I was cruising down
Montague Expressway
on the way back to the office after heading home to change into something more suitable for dining out. I noticed a motorcycle coming up behind me, and started thinking to myself, “Hey, is that a police motorcycle?” And so the argument went in my head: “I don’t think so, wouldn’t it say ‘Police’ on it?” “But I think only police ‘cycles look like that from the front.” “Don’t the police wear white helmets?”
If I’d been thinking clearly, instead of entertaining this little inner dialogue, I would have slowed down, just to be safe. Anyway, seconds later my question was answered, when the red and blue flashers came on and he pulled me over. And that’s how I got my very first speeding ticket.

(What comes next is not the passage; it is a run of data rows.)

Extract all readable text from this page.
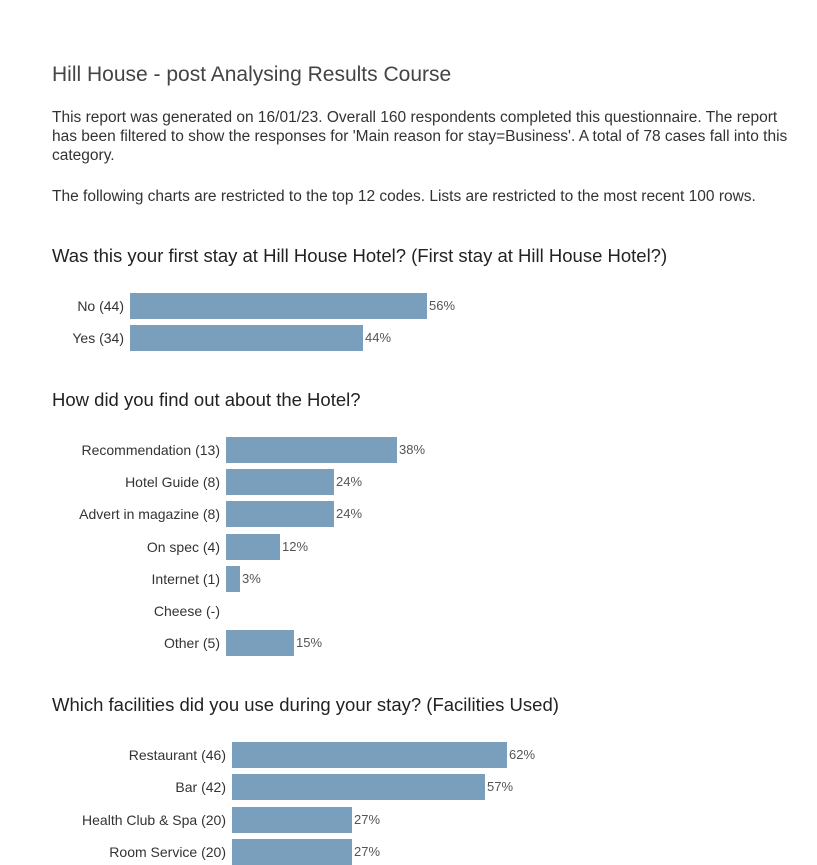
Hill House - post Analysing Results Course

This report was generated on 16/01/23. Overall 160 respondents completed this questionnaire. The report has been filtered to show the responses for 'Main reason for stay=Business'. A total of 78 cases fall into this category.

The following charts are restricted to the top 12 codes. Lists are restricted to the most recent 100 rows.

Was this your first stay at Hill House Hotel? (First stay at Hill House Hotel?)
No (44)	56%
Yes (34)	44%
How did you find out about the Hotel?
Recommendation (13)	38%
Hotel Guide (8)	24%
Advert in magazine (8)	24%
On spec (4)	12%
Internet (1) 3%
Cheese (-)
Other (5)	15%
Which facilities did you use during your stay? (Facilities Used)
Restaurant (46)	62%
Bar (42)	57%
Health Club & Spa (20)	27%
Room Service (20)	27%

Actually after four years in California it’s a surprise it didn’t happen sooner. I’ve been pulled over three times previously for various minor infractions, and let off with warnings as many times. I suppose my luck was bound to run out sooner or later.

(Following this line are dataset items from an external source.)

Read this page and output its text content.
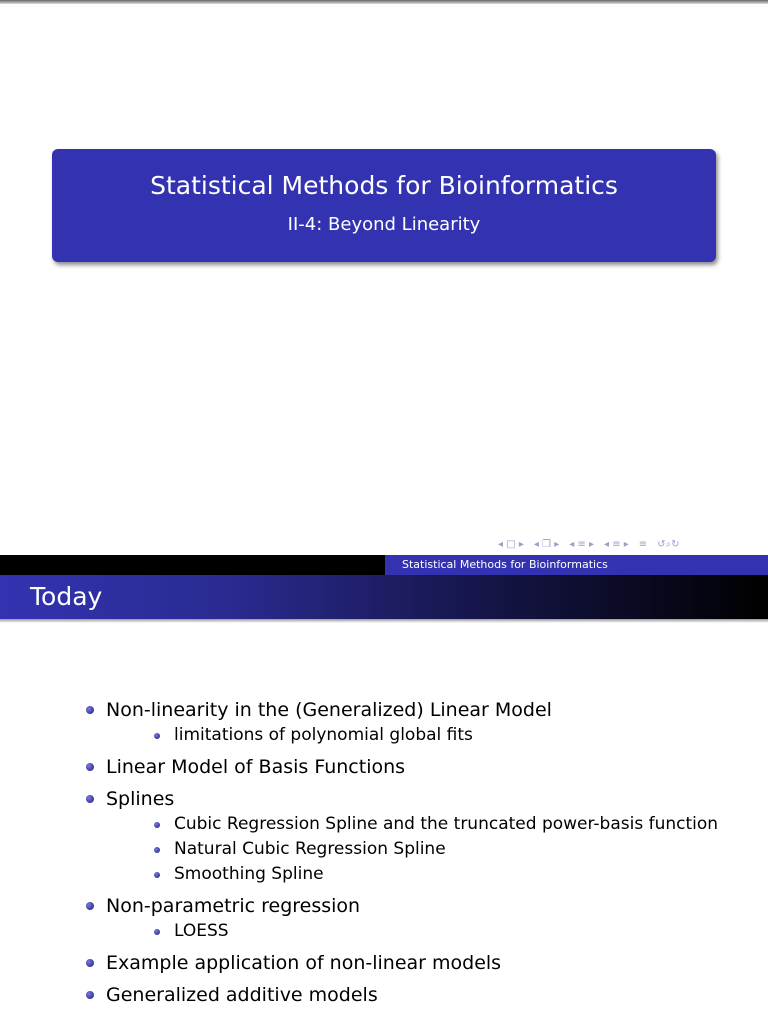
Statistical Methods for Bioinformatics
II-4: Beyond Linearity
◂ □ ▸ ◂ ❐ ▸ ◂ ≡ ▸ ◂ ≡ ▸ ≡ ↺⌕↻
Statistical Methods for Bioinformatics
Today
Non-linearity in the (Generalized) Linear Model
limitations of polynomial global fits
Linear Model of Basis Functions
Splines
Cubic Regression Spline and the truncated power-basis function
Natural Cubic Regression Spline
Smoothing Spline
Non-parametric regression
LOESS
Example application of non-linear models
Generalized additive models
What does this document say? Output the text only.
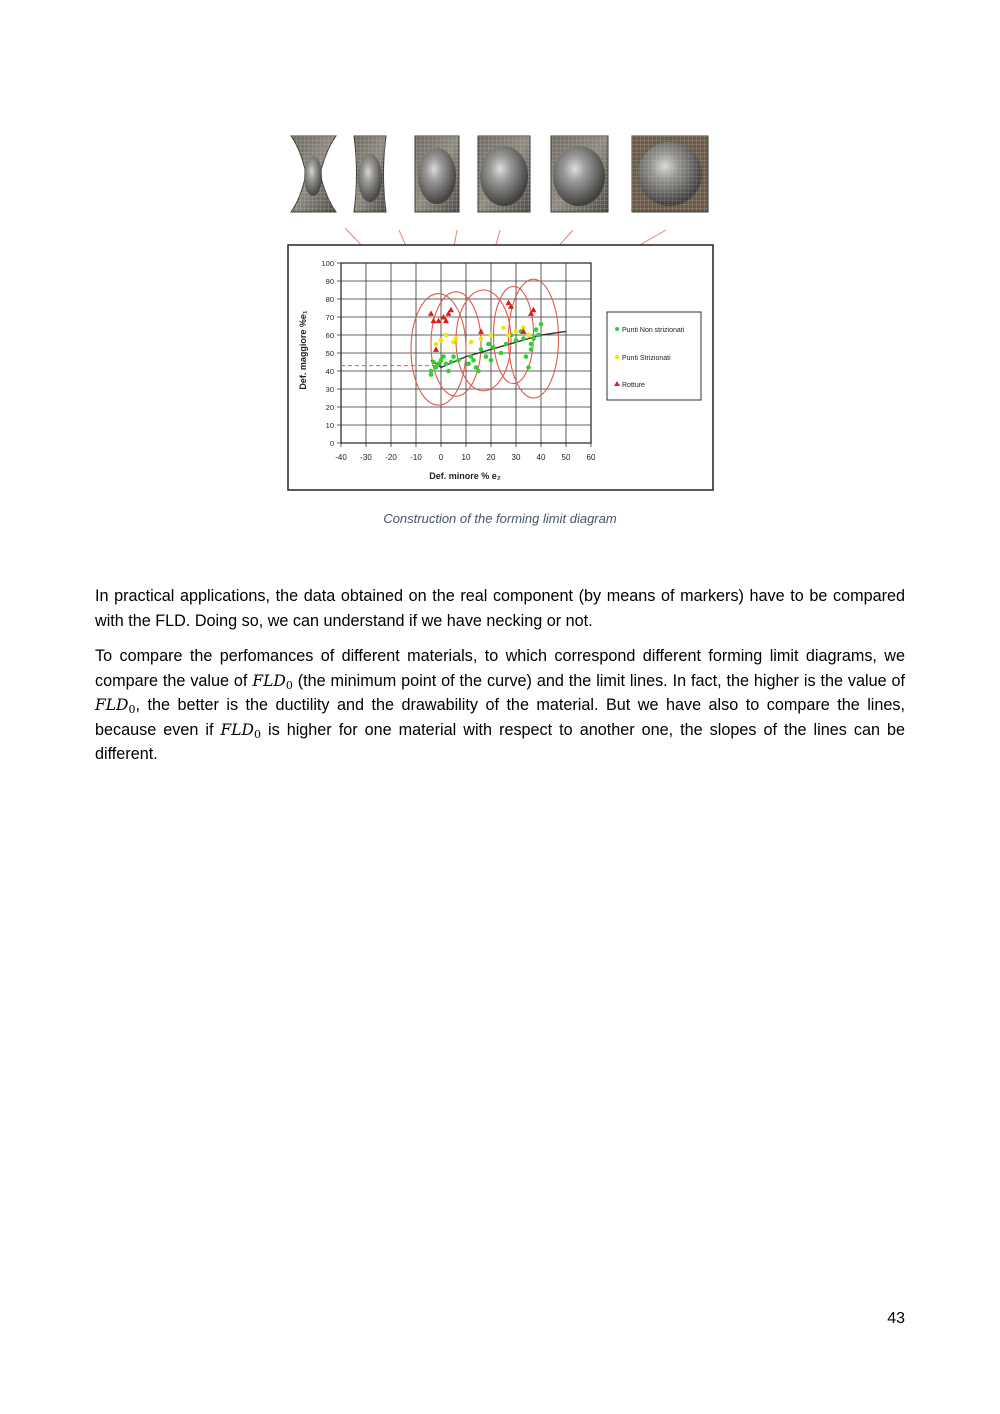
-40 -30 -20 -10 0 10 20 30 40 50 60
0
10
20
30
40
50
60
70
80
90
100
Def. minore % e₂
Def. maggiore %e₁	Punti Non strizionati
Punti Strizionati
Rotture
Construction of the forming limit diagram

In practical applications, the data obtained on the real component (by means of markers) have to be compared with the FLD. Doing so, we can understand if we have necking or not.

To compare the perfomances of different materials, to which correspond different forming limit diagrams, we compare the value of $FLD_0$ (the minimum point of the curve) and the limit lines. In fact, the higher is the value of $FLD_0$, the better is the ductility and the drawability of the material. But we have also to compare the lines, because even if $FLD_0$ is higher for one material with respect to another one, the slopes of the lines can be different.

43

The “rite” refers to something I’ve heard mentioned and discussed by many of my friends and acquaintances: traffic school. In California you can get a traffic violation stricken from your record (at most once every eighteen months, I’m told)—and thereby avoid paying increased auto insurance premiums—by attending a day-long class on the rules of traffic, etc. I wouldn’t call it a pleasant—or even interesting—experience, but it’s something almost everybody here goes through, and in a way I look forward to it as a sort of rite of passage towards becoming a “real” Californian.